MMNLL accepts people with disabilities as volunteers for several years. The representative of the library say: “We are very satisfied with the help of volunteers, therefore we are happy for everyone who has expressed a desire to volunteer in our institution and we try to help young adults gain more experience and self-confidence. The library currently employs about 470 employees, and 25 persons (around 5 percent of them) have disabilities”.

At the beginning of the volunteering in the library, training (for example, fire-fighting training) and acquaintance with the library were held. The staff of the library was very friendly and accepted Sofia into their team. Sofia mostly communicated with the chief bibliographer. Romualda explained everything to her and answered the questions that emerged. Meanwhile, Inga helped Sofia get involved in the library activities, supported and encouraged her to become more self-confident.

After the conversation with Sofia, Romualda realized that the young woman would need to be given more time to get acquainted with the library, get involved in library activities, have longer tours of the library, get a specific and clear presentation of one or two tasks rather than all tasks at once, as well as more training repetitions. Sofia mastered the tasks slowly, repeating them, but she did it carefully and responsibly.

Unfortunately, Sofia had to stop volunteering shortly after the training ended, because of the pandemic. Some of the staff remained in the library according to a pre-arranged and approved schedule, while others started working remotely.

According to the library‘s representative, Sofia is diligent, responsible and conscientious. She handles the functions she recieves: distributes, sorts books returned by readers, takes books to reading rooms according to the book storage code, places books belonging to leisure reading rooms in place according to the book code, teaches readers how to pick up books using self-service devices.

Romualda thinks that it may be more difficult for Sofia to find a job in the context of today, when all employers want fast and multi-functional employees, because of her disability. In her opinion, it would be ideal for Sofia to work in such position where there are as few tasks as possible, which do not require a fast pace of performance.
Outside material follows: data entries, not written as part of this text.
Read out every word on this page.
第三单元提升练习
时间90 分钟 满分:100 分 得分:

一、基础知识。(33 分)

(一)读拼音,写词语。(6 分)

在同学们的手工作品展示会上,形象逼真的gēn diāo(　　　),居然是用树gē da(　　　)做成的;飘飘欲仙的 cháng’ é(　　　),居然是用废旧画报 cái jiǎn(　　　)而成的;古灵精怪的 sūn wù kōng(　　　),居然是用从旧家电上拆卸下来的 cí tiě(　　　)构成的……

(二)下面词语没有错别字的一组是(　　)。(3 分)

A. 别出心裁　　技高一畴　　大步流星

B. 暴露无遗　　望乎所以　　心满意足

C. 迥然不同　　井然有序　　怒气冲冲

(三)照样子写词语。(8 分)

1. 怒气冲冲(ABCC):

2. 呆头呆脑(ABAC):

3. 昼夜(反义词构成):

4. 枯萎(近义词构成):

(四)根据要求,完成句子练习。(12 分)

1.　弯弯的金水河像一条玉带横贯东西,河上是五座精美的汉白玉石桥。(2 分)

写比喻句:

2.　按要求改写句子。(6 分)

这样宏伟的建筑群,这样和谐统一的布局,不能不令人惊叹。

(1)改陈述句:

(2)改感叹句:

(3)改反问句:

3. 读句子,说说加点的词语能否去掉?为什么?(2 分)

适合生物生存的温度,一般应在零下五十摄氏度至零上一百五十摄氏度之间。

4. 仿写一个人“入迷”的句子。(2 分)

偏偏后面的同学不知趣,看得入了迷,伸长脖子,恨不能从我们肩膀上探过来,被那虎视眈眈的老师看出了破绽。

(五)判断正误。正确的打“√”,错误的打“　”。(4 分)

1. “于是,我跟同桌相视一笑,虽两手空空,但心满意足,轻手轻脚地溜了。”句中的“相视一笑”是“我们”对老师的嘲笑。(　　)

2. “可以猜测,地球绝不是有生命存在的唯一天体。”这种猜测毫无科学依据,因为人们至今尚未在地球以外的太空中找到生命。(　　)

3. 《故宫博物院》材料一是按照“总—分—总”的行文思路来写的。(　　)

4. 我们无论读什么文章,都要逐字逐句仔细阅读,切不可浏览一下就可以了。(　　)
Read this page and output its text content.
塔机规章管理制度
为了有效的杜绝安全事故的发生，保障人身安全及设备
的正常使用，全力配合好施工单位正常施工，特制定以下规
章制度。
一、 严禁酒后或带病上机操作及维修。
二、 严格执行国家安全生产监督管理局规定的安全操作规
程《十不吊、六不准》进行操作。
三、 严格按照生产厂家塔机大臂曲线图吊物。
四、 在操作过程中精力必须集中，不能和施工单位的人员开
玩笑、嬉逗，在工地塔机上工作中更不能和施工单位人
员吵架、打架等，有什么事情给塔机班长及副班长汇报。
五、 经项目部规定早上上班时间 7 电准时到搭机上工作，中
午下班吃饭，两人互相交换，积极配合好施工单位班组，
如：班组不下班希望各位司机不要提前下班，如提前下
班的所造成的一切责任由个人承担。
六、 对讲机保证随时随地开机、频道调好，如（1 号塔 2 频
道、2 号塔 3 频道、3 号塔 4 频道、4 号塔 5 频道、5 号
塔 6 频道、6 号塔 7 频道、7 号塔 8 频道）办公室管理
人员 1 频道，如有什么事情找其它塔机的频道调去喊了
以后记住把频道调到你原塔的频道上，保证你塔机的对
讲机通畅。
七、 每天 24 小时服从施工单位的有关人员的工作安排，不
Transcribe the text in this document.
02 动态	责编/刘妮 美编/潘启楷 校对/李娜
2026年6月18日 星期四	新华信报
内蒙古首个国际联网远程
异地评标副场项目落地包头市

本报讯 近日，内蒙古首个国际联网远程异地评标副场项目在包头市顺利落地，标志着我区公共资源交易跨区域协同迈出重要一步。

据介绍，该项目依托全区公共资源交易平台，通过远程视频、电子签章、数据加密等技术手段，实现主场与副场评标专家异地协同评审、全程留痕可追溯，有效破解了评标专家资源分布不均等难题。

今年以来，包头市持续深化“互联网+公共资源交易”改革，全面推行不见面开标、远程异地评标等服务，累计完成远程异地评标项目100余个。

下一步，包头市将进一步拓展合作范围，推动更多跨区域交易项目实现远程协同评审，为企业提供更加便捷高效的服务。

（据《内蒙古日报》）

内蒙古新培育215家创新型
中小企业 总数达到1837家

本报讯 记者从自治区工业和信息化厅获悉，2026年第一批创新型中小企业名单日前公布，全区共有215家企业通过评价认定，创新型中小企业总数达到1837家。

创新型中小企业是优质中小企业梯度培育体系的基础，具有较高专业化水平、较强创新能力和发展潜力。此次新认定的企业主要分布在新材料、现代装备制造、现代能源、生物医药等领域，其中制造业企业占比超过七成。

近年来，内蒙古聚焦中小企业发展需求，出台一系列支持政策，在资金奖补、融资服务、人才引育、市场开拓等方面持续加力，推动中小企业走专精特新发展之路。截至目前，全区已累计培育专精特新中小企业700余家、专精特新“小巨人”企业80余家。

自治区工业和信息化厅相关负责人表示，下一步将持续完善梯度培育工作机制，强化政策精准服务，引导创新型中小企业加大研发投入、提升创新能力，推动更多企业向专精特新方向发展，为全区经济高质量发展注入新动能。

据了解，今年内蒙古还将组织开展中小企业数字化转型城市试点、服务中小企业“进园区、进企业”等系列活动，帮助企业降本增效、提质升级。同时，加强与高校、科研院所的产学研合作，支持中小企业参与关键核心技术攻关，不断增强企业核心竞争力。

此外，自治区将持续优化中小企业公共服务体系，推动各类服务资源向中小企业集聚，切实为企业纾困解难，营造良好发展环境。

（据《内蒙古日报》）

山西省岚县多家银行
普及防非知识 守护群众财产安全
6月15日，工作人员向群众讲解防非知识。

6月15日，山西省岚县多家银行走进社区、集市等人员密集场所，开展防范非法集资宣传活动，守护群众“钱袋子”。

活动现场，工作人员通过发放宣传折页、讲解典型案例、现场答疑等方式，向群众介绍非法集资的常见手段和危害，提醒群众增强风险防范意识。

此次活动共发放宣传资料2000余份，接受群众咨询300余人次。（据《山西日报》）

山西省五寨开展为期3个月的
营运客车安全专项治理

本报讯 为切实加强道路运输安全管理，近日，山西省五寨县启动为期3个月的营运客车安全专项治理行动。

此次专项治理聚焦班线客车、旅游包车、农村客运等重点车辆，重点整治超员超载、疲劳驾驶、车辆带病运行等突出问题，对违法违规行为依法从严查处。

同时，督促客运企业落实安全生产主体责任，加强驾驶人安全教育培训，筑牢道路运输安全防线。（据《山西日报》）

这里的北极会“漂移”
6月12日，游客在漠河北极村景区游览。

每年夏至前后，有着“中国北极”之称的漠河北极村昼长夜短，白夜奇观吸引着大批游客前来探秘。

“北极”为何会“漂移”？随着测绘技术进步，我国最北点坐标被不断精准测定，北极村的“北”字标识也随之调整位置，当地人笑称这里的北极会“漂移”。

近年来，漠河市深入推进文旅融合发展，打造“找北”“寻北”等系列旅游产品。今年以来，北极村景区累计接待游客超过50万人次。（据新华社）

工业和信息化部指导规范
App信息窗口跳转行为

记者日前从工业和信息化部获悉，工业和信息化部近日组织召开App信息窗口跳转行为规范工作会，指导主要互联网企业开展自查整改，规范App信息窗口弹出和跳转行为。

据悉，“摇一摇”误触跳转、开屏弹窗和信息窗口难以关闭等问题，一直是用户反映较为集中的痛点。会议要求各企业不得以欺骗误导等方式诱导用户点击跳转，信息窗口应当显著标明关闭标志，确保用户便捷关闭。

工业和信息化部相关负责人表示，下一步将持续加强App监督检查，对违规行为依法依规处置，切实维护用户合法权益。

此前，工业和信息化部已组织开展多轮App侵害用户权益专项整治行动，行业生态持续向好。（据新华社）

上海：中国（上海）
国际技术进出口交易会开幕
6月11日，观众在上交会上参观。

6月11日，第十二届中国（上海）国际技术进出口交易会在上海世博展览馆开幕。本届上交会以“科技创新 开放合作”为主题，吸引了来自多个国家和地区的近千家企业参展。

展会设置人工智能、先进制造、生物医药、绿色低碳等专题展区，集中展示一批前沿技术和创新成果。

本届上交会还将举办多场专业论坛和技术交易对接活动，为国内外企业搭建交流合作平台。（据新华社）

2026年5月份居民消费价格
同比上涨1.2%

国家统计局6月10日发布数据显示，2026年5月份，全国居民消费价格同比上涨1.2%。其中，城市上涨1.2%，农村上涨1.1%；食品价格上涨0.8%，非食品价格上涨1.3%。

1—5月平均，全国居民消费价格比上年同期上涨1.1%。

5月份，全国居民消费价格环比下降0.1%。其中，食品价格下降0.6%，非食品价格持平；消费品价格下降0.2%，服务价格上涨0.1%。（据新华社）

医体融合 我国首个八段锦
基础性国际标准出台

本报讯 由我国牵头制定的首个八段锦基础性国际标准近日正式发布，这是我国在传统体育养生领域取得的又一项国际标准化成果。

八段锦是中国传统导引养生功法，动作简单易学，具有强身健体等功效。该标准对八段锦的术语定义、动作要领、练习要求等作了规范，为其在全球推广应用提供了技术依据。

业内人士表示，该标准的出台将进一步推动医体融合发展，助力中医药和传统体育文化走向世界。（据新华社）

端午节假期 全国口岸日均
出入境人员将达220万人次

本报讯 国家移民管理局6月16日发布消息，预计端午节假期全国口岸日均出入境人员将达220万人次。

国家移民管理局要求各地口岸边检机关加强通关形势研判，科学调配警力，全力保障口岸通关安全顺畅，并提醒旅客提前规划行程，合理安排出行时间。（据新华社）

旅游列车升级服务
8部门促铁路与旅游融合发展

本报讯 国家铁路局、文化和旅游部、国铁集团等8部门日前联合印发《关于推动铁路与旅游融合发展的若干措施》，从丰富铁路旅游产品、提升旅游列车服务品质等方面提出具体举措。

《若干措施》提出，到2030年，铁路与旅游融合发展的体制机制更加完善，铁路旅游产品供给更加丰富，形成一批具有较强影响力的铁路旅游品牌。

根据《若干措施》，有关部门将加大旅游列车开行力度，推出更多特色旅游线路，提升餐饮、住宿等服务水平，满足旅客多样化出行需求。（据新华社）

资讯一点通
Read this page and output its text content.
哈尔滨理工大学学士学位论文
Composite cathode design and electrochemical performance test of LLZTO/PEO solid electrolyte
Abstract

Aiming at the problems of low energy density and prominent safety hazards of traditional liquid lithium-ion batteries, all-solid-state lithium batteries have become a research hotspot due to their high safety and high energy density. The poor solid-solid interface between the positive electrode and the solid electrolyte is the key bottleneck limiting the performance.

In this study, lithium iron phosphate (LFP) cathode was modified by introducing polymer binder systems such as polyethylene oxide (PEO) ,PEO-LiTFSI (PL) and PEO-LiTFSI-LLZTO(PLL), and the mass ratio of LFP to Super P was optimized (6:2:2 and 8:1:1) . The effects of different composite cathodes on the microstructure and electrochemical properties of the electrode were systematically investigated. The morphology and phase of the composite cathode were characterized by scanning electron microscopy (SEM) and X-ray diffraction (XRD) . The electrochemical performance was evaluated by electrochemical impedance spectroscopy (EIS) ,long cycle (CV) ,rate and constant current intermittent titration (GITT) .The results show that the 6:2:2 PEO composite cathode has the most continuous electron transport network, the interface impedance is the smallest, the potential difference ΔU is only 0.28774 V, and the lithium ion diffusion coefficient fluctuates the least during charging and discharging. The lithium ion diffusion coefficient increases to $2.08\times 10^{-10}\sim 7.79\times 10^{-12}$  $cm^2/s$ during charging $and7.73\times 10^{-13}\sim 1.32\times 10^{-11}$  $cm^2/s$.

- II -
Sofia‘s contribution to the life of the library is unquestionable – assistance to the staff when they are no longer able to distribute and arrange books. At the same time, the personnel also experienced a challenge. The team learned to accept a person who is doing everything more slowly, to repeat information several times, to remain patient and to control their rising annoyance.

According to Sofia, the people with disabilities are accepted, treated with goodwill and respect in this institution. Also, efforts are made to take them into account, to integrate them into the team and all library activities. Sofia would recommend this place of volunteering to other people with disabilities, especially those who are interested in books and want to gain experience in the field of services. During this experince she noticed changes in her personal life. “It is good to be able to help and advise a person on literature issues. Volunteering has given me more self-confidence”, says Sofia.